Para quem tem familiaridade com os filmes Being John Malkovich ou Eternal Sunshine of the Spotless Mind, pode constatar que há algo em Marmelo que pode-se encontrar nos filmes do brilhante roteirista Charles Kaufman. Ou seja, em meio a estórias aparentemente confusas e enredos inverossímeis, existe um jogo envolvente apresentando-nos um narrador céptico. Na estória de Marmelo, o protagonista, ou seja o contador-narrador, maldiz o excesso de realidade e de monotonia em sua vida. Nessa tensão entre um protagonista rígido e um antagonista livre para viajar, para amar Atla, Amina, Fathma... e para reinventar-se, protagornista e antagonista acabam por intercambiar seus papéis, pois mesmo que o narrador lamente constantemente a abundância de realidade que surge em sua escrita, consegue nessa tensão, entre o que deseja escrever e o que consegue expressar por palavras, realizar o que em suas palavras seja um exercício literário honesto.
Outro paralelo poderia se traçar entre o nosso contador e Daniel Quinn, personagem que persegue Paul Auster em Trilogia de Nova York. A única e irônica diferença é que nosso próprio narrador afirma precipitadamente - “eu sou o manipulador, e M. é o meu títere. E que não reste nenhuma dúvida sobre isso.” - ter controle absoluto sobre M.. Ironicamente, isso deixa de ser verdade no momento em que M. começa a dominar a narrativa com seus telegramas, envolvendo o próprio contador em suas estórias de aventuras e amores na Africa. A questão é que tanto quanto Craig Schwartz conhece John Malkovich, e Quinn muito bem conhece a Auster, desconfio que nosso contador-narrador conhece bem M.. Desconfio de uma ou duas outras coisas mais.

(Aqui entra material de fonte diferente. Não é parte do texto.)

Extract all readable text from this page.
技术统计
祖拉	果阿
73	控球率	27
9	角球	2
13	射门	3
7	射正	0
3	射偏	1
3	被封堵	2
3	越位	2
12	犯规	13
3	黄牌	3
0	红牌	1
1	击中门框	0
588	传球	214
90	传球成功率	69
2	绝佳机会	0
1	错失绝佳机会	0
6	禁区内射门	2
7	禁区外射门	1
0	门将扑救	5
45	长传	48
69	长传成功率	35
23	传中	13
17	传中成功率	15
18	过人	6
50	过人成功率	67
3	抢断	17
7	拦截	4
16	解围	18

Desconfio, por exemplo, que na verdade M. seja um médico galego que deixou tudo para trás indo trabalhar em Lisboa. O que me leva a suspeitar da real identidade de M. é num de seus telegramas, dando conta que conheceu uma liberiana de nome Fathma por quem se apaixonou. M., através de seus aerogramas enviados ao contador-narrador de Marmelo, oxalá, escreve uma narrativa reinventando-se. Os telegramas, de tom sincero e confidente, não deixam de ser um ajuste de contas consigo, que o contador-narrador de Marmelo vai tratando de desvendar, ao mesmo tempo que vai mostrando sua face extremamente introspectiva. Fathma pode muito bem ser o alter-ego de Oriana ou até mesmo Ondina... mas isso são suposições...
Mas mesmo que o contador-narrador de Marmelo construa uma ficção sobre as imagens criadas por M., e que a partir delas tente fugir de sua própria realidade, ocultando a sua realidade como motor da obra literária, no final, em Londres, quando encontra G., uma colega do curso de contabilidade que prometera guiá-lo pela cidade, tudo passa a fazer sentido: Aonde o vento me levar.